Lee Ann Panglea, Head of the CIPD in Scotland and Northern Ireland, the professional body for HR and people development, said:“The last 20 months have been extraordinary for all of us, but especially for the HR profession. Our profession has been front and centre of navigating huge people and organisational challenges across Northern Ireland.”

“As we look towards the ‘new normal’, we must all learn the lessons from the pandemic and ensure that it is a catalyst for positive change. Employers need to keep wellbeing top of their agenda and should be considering flexible working options beyond homeworking, like flexi-time, job sharing or compressed hours if they want to retain and attract employees.”

“Good people practice should be central to achieving inclusive growth and improving job quality and productivity for all employees and employers. Working Lives Northern Ireland provides crucial evidence around some of the challenges, gaps, but also opportunities for progress.”

The report’s author, Marek Zemanik, Senior Public Policy Adviser at the CIPD in Northern Ireland, said:   “Our report shows that the working lives of too many employees across Northern Ireland fall short on a range of issues. We see concerning findings around the impact of work on wellbeing, challenges around work-life balance, workloads or even conflict at work.”

“The pandemic has impacted all of us, but the underlying differences in job quality, for example between occupations, continue to persist. This does not have to be inevitable – all jobs have the potential to be better. Employers and policy-makers have to step up.”

Other interesting findings in Working Lives Northern Ireland include:

  • Nearly a third (31%) of employees always or often feel exhausted at work, with 28% saying they feel under excessive pressure.
  • 37% of all Northern Irish employees feel they are not getting paid appropriately, rising to 50% for the lowest earners (<£20,000 p.a.).
  • 30% of employees feel they are overqualified for their job, rising to 46% of those in the lowest-paid jobs (<£20,000 p.a.).
  • 12% of all employees say they would like to work more hours than they currently do.
  • Over a fifth (21%) of employees say they have no voice channel at work at all.

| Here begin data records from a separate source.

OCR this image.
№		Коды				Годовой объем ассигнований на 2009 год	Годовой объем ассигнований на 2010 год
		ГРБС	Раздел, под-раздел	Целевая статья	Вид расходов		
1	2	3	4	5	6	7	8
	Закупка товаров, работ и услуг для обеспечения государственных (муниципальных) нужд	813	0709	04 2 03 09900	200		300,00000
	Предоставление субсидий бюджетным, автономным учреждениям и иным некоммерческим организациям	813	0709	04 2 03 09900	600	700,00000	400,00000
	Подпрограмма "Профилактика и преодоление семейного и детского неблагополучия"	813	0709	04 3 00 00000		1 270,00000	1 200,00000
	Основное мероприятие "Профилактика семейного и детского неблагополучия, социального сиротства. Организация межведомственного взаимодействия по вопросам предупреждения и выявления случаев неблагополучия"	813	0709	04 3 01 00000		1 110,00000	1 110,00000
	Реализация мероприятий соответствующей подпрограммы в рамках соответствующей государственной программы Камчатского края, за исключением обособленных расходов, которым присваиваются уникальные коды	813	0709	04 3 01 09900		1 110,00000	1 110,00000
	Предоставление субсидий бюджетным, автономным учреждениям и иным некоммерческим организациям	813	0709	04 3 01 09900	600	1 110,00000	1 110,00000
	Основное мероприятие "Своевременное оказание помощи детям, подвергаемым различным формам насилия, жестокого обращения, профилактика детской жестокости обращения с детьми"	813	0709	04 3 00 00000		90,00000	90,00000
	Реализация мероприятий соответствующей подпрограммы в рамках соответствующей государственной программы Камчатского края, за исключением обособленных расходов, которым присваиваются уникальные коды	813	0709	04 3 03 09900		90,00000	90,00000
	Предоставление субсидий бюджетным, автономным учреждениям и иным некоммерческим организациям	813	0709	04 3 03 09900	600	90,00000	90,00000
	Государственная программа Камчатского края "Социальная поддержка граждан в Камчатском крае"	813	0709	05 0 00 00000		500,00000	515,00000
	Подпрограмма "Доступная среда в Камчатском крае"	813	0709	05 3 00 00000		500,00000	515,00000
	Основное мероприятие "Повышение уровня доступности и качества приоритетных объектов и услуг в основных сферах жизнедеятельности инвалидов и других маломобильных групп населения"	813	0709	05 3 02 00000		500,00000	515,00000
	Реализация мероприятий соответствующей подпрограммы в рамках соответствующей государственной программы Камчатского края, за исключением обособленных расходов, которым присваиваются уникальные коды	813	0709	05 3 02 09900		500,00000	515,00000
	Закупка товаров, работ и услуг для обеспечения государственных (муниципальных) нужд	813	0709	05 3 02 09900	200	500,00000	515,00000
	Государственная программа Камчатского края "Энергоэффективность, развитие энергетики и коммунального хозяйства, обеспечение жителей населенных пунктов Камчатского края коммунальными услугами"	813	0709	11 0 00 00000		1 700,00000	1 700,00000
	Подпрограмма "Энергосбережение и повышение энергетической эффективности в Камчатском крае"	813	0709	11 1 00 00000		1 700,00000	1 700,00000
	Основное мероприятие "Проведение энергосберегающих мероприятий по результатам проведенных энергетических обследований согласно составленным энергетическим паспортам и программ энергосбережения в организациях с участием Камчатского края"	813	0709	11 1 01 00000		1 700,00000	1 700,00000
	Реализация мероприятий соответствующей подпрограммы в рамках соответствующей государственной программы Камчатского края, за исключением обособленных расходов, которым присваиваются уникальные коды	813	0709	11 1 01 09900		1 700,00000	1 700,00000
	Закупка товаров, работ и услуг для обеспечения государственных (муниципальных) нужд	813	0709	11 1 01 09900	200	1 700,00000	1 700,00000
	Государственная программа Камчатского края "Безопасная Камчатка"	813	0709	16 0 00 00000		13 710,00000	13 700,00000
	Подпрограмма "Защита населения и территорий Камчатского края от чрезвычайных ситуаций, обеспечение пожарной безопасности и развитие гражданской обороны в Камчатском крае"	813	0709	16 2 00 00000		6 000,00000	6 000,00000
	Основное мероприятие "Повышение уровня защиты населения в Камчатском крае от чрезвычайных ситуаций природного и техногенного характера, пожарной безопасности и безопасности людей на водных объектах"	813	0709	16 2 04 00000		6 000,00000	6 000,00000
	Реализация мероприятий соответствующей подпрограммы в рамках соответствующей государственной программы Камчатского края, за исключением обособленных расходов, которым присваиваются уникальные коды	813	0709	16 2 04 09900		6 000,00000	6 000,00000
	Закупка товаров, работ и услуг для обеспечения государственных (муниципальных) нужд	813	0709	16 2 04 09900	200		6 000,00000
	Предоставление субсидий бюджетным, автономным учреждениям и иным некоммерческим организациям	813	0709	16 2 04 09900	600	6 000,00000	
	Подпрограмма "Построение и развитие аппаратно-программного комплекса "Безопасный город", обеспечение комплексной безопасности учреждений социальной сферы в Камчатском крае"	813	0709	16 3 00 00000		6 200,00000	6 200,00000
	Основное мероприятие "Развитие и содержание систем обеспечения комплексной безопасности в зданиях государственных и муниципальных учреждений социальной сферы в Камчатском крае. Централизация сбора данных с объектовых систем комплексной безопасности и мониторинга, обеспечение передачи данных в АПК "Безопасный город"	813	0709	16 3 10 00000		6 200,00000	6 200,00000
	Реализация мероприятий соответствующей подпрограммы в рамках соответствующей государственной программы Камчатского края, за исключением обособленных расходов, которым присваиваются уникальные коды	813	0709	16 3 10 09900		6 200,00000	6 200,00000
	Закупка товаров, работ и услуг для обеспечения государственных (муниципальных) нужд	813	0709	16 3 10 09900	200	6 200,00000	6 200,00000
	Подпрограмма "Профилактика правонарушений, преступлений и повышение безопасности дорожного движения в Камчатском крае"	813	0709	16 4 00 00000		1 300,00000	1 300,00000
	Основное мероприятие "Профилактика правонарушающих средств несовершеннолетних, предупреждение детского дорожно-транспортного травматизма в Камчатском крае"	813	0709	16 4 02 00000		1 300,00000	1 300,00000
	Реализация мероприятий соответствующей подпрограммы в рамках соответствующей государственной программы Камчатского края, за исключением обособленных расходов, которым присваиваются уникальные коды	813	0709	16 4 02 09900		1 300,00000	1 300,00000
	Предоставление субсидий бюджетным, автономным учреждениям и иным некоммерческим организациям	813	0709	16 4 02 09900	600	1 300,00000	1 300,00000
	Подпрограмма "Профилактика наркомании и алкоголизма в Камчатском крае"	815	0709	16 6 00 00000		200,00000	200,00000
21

The CIPD says employers can improve work in a number of ways, such as:

  • Keeping wellbeing high on the agenda, even as the pandemic subsides.
  • Prioritising better skills development – especially for those in routine and semi-routine roles.   
  • Monitoring workloads and putting enough resources in place to avoid overwork. 
  • Reviewing flexible working options to address the work–life balance challenges your workforce faces. Look beyond remote working and consider how and when people work, not just where.